Cookbook review: Chickpeas to the rescue
Love is a powerful motivator.
It opens us to new ideas and challenges us to be our better selves. Yes, in the kitchen, too.
As a woman with a bread lust so strong I can eat an entire crusty white-flour baguette — no toppings necessary, thank you — in one sitting and go looking for more, I had my doubts about sampling gluten-free recipes. Surely they wouldn't taste the same. They couldn't possibly be as delicious as the "real" thing. I'd miss the chewy, bubbly joy of tearing into glutenous dishes with gluttonous teeth.
But a family member developed the kind of long-term, undiagnosed illness that requires a limited diet with a slow reintroduction of foods to determine where the problem lies. Not long after, I made a new friend whose body can't digest gluten properly. No, not the trendy, "Gosh, gluten is such a bloat-food. I don't eat it at all" attitude, but the real, painful, severe gastric distress inability to digest gluten.
Home cooks understand this dilemma immediately. We know baked goods are love. We live for packing the extra treat in the lunch bag or serving the perfect dish at dinner.

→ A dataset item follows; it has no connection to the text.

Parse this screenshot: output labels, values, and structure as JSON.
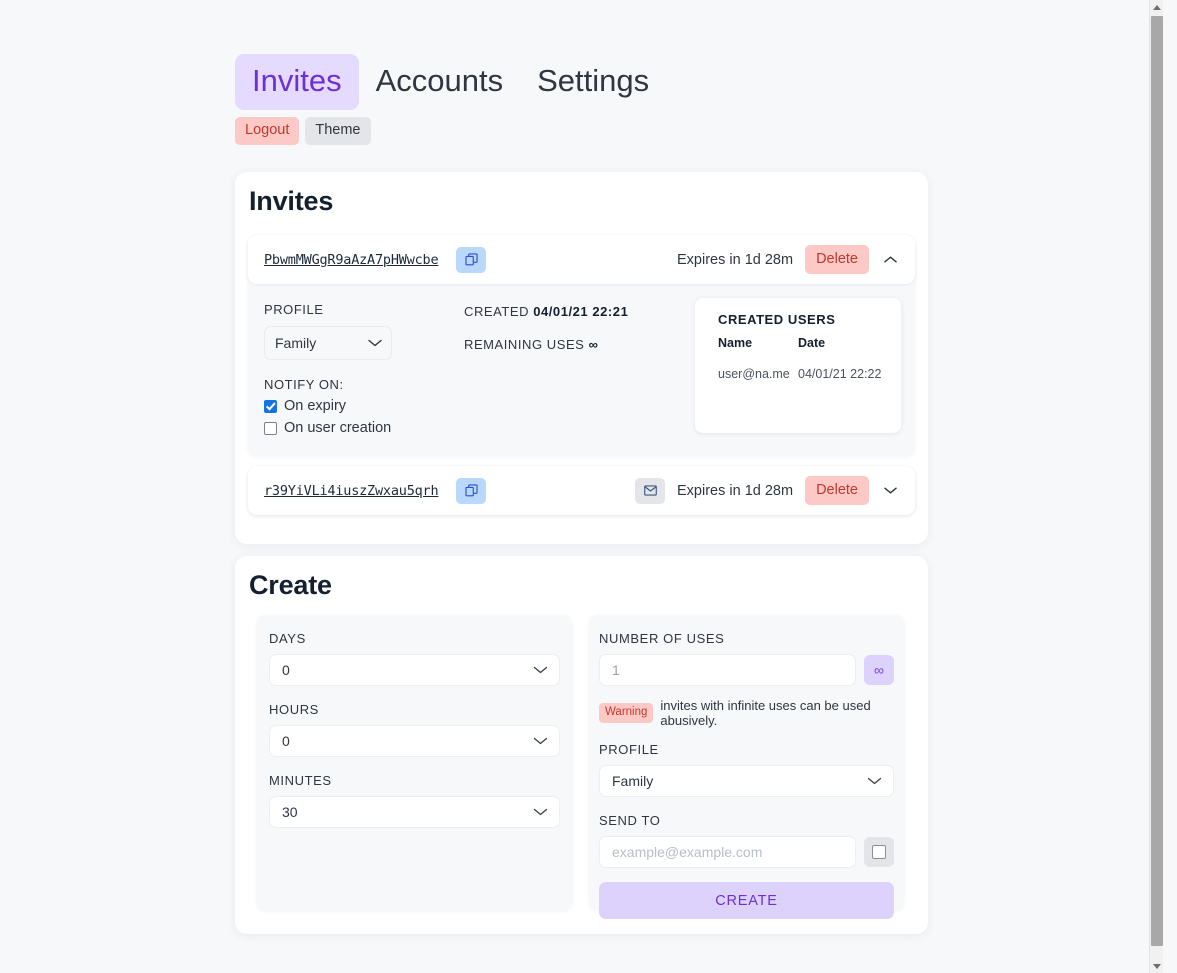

How, then, could I share those warm, fuzzy feelings with my mom and my bestie when I couldn't make them delicious meals and desserts from my old recipe box? No cookies. No brownies. No muffins, cakes or quick breads. No pies with flaky flour-butter crusts. No yeasted breads, rolls or biscuits.
I needed to learn a new way to cook, because it's unacceptable to a home cook to be unable to feed the people they love.
Chickpeas: Before I picked up "The Chickpea Flour Cookbook" (Lake Isle Press, $17.95) by Camilla V. Saulsbury, homemade hummus was the extent of my experience with chickpeas, aka garbanzo beans.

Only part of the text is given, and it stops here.